In her column, Genealogy Today: Affiliates of ancestors sometimes offer clues, in The Columbian (Washington), Connie Lenzen has a good column about something many overlook – the areas where our ancestors originated from. To be specific, the area after our ancestors left – chances are friends and relatives were left behind, and it maybe a good resource that many people overlook. Particularly important is surnames that may have changed slightly.

Excerpt from the article:

There’s a lot of sadness when people move out of the area. Oh, we will be able to send e-mails and greeting cards, but it’s not the same thing as sitting down to a meal together.

It’s times like this when I think about my ancestors who migrated from their family home to a new place. There’s my grandmother, who left Slovenia to go to Spokane to marry a stranger. There are my Pennsylvania Dutch ancestors who went from Lancaster County to Franklin County, Pa. There’s my father, whose parents put the family on a train and left Charlotte, Mich., to move to Portland.

I’m sure the people they left behind had similar sad thoughts.

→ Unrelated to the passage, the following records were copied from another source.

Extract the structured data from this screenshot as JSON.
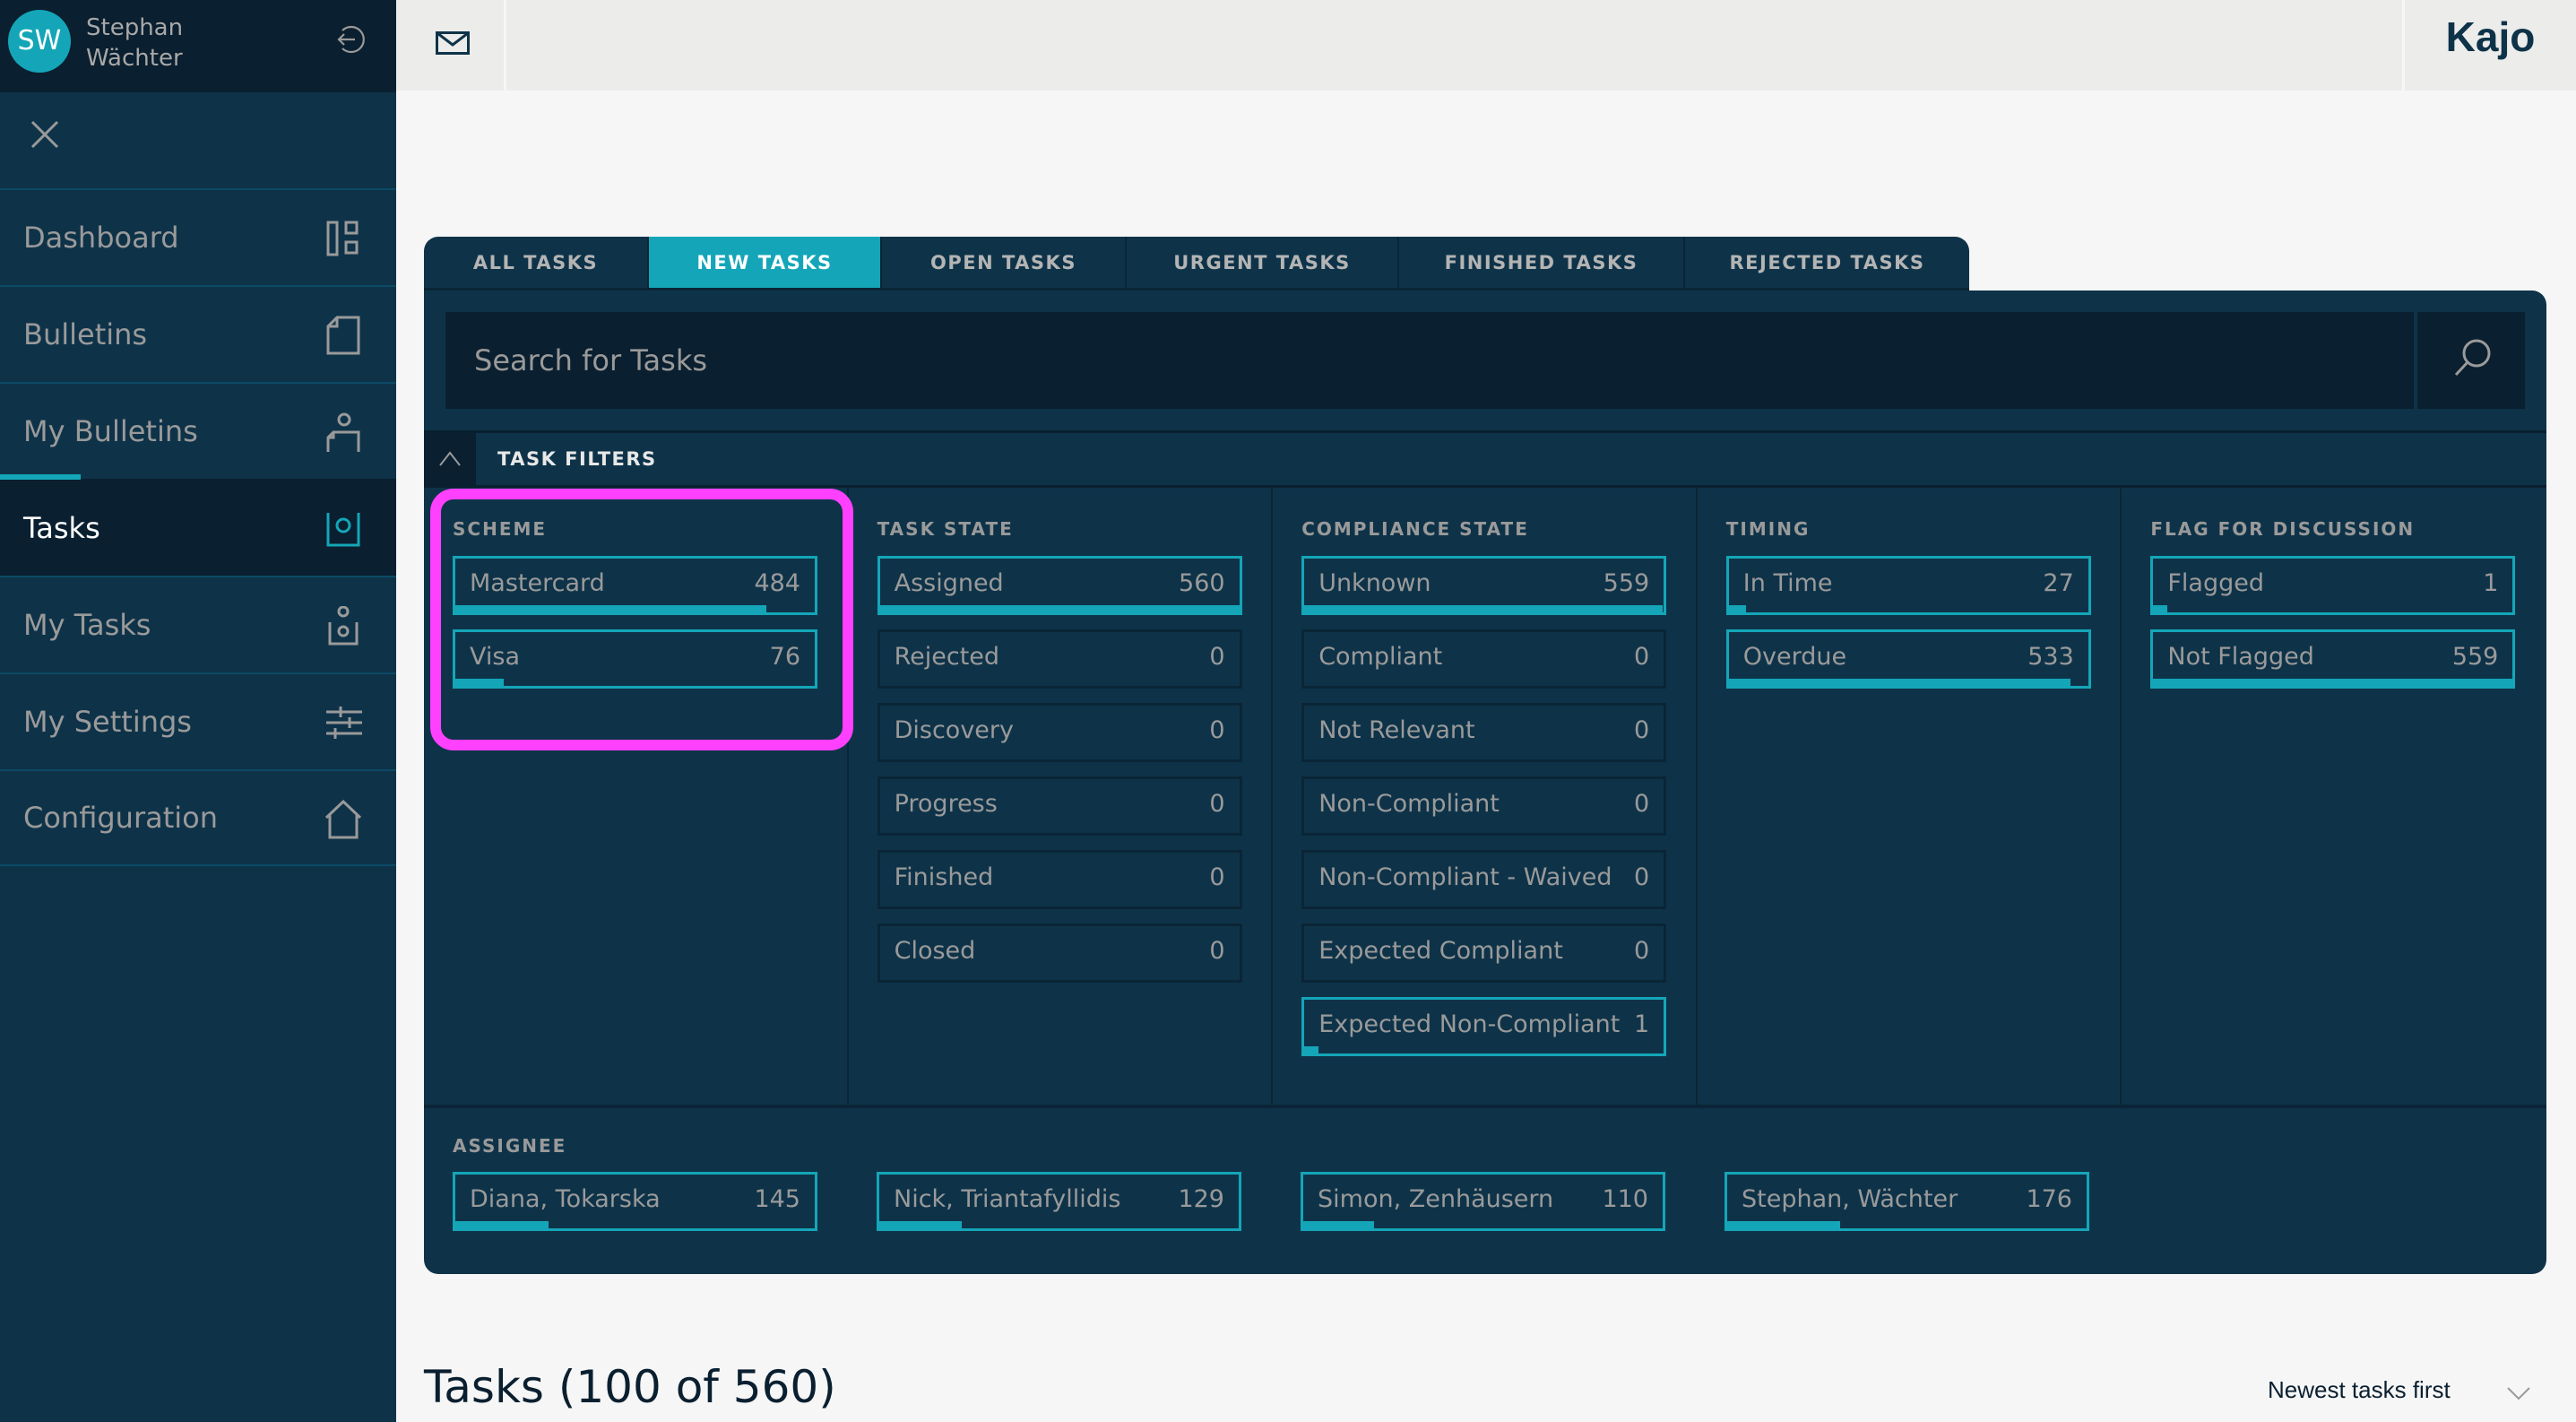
{
  "user": {
    "initials": "SW",
    "first_name": "Stephan",
    "last_name": "Wächter"
  },
  "brand": "Kajo",
  "sidebar": {
    "items": [
      {
        "label": "Dashboard",
        "icon": "dashboard-icon",
        "active": false
      },
      {
        "label": "Bulletins",
        "icon": "document-icon",
        "active": false
      },
      {
        "label": "My Bulletins",
        "icon": "user-document-icon",
        "active": false
      },
      {
        "label": "Tasks",
        "icon": "tasks-icon",
        "active": true
      },
      {
        "label": "My Tasks",
        "icon": "user-tasks-icon",
        "active": false
      },
      {
        "label": "My Settings",
        "icon": "sliders-icon",
        "active": false
      },
      {
        "label": "Configuration",
        "icon": "home-icon",
        "active": false
      }
    ]
  },
  "tabs": [
    {
      "label": "ALL TASKS",
      "active": false
    },
    {
      "label": "NEW TASKS",
      "active": true
    },
    {
      "label": "OPEN TASKS",
      "active": false
    },
    {
      "label": "URGENT TASKS",
      "active": false
    },
    {
      "label": "FINISHED TASKS",
      "active": false
    },
    {
      "label": "REJECTED TASKS",
      "active": false
    }
  ],
  "search": {
    "placeholder": "Search for Tasks",
    "value": ""
  },
  "filters": {
    "title": "TASK FILTERS",
    "total": 560,
    "columns": [
      {
        "title": "SCHEME",
        "items": [
          {
            "label": "Mastercard",
            "count": 484
          },
          {
            "label": "Visa",
            "count": 76
          }
        ]
      },
      {
        "title": "TASK STATE",
        "items": [
          {
            "label": "Assigned",
            "count": 560
          },
          {
            "label": "Rejected",
            "count": 0
          },
          {
            "label": "Discovery",
            "count": 0
          },
          {
            "label": "Progress",
            "count": 0
          },
          {
            "label": "Finished",
            "count": 0
          },
          {
            "label": "Closed",
            "count": 0
          }
        ]
      },
      {
        "title": "COMPLIANCE STATE",
        "items": [
          {
            "label": "Unknown",
            "count": 559
          },
          {
            "label": "Compliant",
            "count": 0
          },
          {
            "label": "Not Relevant",
            "count": 0
          },
          {
            "label": "Non-Compliant",
            "count": 0
          },
          {
            "label": "Non-Compliant - Waived",
            "count": 0
          },
          {
            "label": "Expected Compliant",
            "count": 0
          },
          {
            "label": "Expected Non-Compliant",
            "count": 1
          }
        ]
      },
      {
        "title": "TIMING",
        "items": [
          {
            "label": "In Time",
            "count": 27
          },
          {
            "label": "Overdue",
            "count": 533
          }
        ]
      },
      {
        "title": "FLAG FOR DISCUSSION",
        "items": [
          {
            "label": "Flagged",
            "count": 1
          },
          {
            "label": "Not Flagged",
            "count": 559
          }
        ]
      }
    ],
    "assignee": {
      "title": "ASSIGNEE",
      "items": [
        {
          "label": "Diana, Tokarska",
          "count": 145
        },
        {
          "label": "Nick, Triantafyllidis",
          "count": 129
        },
        {
          "label": "Simon, Zenhäusern",
          "count": 110
        },
        {
          "label": "Stephan, Wächter",
          "count": 176
        }
      ]
    }
  },
  "list": {
    "title": "Tasks (100 of 560)",
    "sort": "Newest tasks first"
  },
  "colors": {
    "accent": "#14a6b8",
    "sidebar": "#0e3349",
    "sidebar_dark": "#0a1f2f",
    "highlight": "#ff40ff"
  }
}
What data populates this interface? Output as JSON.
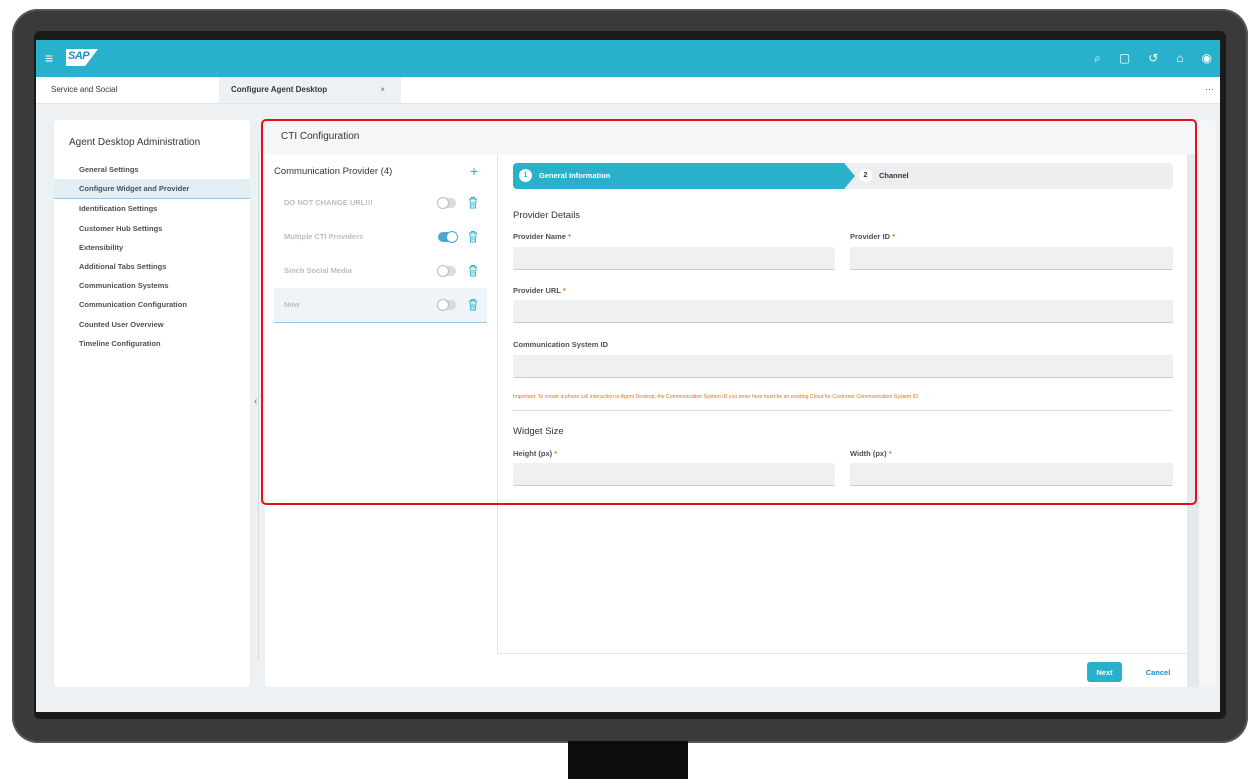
{
  "shell": {
    "logo": "SAP",
    "actions": [
      "search-icon",
      "feedback-icon",
      "history-icon",
      "notifications-icon",
      "user-icon"
    ]
  },
  "tabs": [
    {
      "label": "Service and Social"
    },
    {
      "label": "Configure Agent Desktop",
      "close": "×"
    }
  ],
  "tabs_more": "···",
  "nav": {
    "title": "Agent Desktop Administration",
    "items": [
      {
        "label": "General Settings"
      },
      {
        "label": "Configure Widget and Provider"
      },
      {
        "label": "Identification Settings"
      },
      {
        "label": "Customer Hub Settings"
      },
      {
        "label": "Extensibility"
      },
      {
        "label": "Additional Tabs Settings"
      },
      {
        "label": "Communication Systems"
      },
      {
        "label": "Communication Configuration"
      },
      {
        "label": "Counted User Overview"
      },
      {
        "label": "Timeline Configuration"
      }
    ],
    "active_index": 1
  },
  "cti": {
    "title": "CTI Configuration",
    "providers_header": "Communication Provider (4)",
    "add": "+",
    "providers": [
      {
        "name": "DO NOT CHANGE URL!!!",
        "enabled": false
      },
      {
        "name": "Multiple CTI Providers",
        "enabled": true
      },
      {
        "name": "Sinch Social Media",
        "enabled": false
      },
      {
        "name": "New",
        "enabled": false,
        "selected": true
      }
    ]
  },
  "wizard": {
    "steps": [
      {
        "num": "1",
        "label": "General Information",
        "active": true
      },
      {
        "num": "2",
        "label": "Channel",
        "active": false
      }
    ]
  },
  "form": {
    "provider_details_title": "Provider Details",
    "provider_name_label": "Provider Name",
    "provider_id_label": "Provider ID",
    "provider_url_label": "Provider URL",
    "comm_system_id_label": "Communication System ID",
    "required_mark": "*",
    "hint": "Important: To create a phone call interaction in Agent Desktop, the Communication System ID you enter here must be an existing Cloud for Customer Communication System ID.",
    "widget_size_title": "Widget Size",
    "height_label": "Height (px)",
    "width_label": "Width (px)",
    "values": {
      "provider_name": "",
      "provider_id": "",
      "provider_url": "",
      "comm_system_id": "",
      "height": "",
      "width": ""
    }
  },
  "footer": {
    "next": "Next",
    "cancel": "Cancel"
  },
  "colors": {
    "shellbar": "#29b1cc",
    "accent": "#29b1cc",
    "required": "#e9730c",
    "highlight": "#e5101f"
  }
}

When our ancestors moved to a new place, they often sent letters back and told their family about the beauties of the new world. They encouraged their kinfolks to come and join them. Some of their kinfolk visited, and some stayed.

Sometimes, the kinfolk had different surnames, and we don’t recognize them when we see them on censuses and deeds and other records.

We need to closely analyze records created around our ancestors and ask ourselves if any of the associates could be kin.